Same hardware, same BIOS settings, mSATA drive removed. Only changed variable is the FreeBSD img (version) used each time. It's 100% reproducible.

The only way I can get any variance (besides the FreeBSD version used) is if I choose to disable ACPI from the boot options menu, but then it fails with the "running without device atpic requires a local APIC" error. But I don't believe this is related as from what I read, most modern hardware requires ACPI enabled and this error can result from disabling it in those instances.
 
ACPI or CSM(BIOS)? Can you try the other option? I.e., try ACPI if you're using BIOS and vice-versa.
I believe the only ACPI option I saw was related to sleep/suspend behavior (C6, C7 etc). There were options related to UEFI vs Legacy which I did try switching around. I can check again tonight... I just need to be at home and take my network down then move the box to my workbench. :)

I also ordered a spare mSATA drive so that I could potentially do "destructive" testing without messing with my working install.

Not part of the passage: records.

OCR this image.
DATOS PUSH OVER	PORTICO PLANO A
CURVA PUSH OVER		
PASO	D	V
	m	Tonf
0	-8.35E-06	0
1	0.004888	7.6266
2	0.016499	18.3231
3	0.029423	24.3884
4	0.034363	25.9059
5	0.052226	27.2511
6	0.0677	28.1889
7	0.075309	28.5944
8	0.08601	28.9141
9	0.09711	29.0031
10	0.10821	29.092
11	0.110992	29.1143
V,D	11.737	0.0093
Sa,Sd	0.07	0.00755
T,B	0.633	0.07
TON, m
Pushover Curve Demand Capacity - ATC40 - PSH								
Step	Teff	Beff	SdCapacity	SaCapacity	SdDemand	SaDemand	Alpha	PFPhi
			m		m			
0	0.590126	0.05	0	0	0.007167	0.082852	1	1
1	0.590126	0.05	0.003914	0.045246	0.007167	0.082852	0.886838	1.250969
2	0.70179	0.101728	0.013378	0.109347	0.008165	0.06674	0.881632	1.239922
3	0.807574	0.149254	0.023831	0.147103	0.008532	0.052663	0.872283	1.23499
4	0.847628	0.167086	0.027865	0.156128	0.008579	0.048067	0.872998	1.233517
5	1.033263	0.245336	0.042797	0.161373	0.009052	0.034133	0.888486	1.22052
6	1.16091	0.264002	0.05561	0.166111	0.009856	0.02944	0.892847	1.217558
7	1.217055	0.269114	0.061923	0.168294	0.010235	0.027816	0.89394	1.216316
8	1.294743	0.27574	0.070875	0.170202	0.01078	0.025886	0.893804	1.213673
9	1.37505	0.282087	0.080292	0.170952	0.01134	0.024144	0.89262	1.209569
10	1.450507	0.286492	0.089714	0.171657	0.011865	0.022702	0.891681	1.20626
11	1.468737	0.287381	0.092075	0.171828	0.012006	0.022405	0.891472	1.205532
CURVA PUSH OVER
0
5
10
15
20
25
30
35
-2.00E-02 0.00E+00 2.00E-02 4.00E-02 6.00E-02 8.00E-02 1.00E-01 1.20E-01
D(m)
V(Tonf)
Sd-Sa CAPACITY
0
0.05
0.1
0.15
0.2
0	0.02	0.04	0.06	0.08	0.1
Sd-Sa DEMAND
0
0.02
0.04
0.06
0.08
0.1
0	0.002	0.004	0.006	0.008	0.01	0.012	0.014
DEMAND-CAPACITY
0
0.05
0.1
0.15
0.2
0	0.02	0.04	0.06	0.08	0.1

But the issues are reproducible even with no mSATA drive installed.
 
It's weird. Your hardware is merely common at first glance. I agree with you about ACPI.

One thing you can try is FreeBSD 13-CURRENT because you may have more information on your screen on what is failing (its kernel is in debugging mode).
 
I'm sorry, I meant UEFI, not ACPI. Edited original post. I'm asking because I had a Hell of a time with a Jetway mobo's UEFI.
 
One thing you can try is FreeBSD 13-CURRENT because you may have more information on your screen on what is failing (its kernel is in debugging mode).
That is a fantastic suggestion. I'll do that next as well as revisit BIOS settings (however even if it's a BIOS setting, something changed in FreeBSD at some point to trigger the problem. But maybe a debugging kernel can shed some light on that).
 
Ok this has been solved. Apparently it wasn't really locked up. It was a known console bug, supposedly only affecting Atom-based systems but mine is Celeron-based.

The solution is to use:
Code:
set kern.vty=sc

I've since added it to the appropriate place in pfSense to persist... a normal FreeBSD user would add it to loader.conf.local

I am now running just fine, but wanted to update this thread for posterity. Thanks everyone for your help.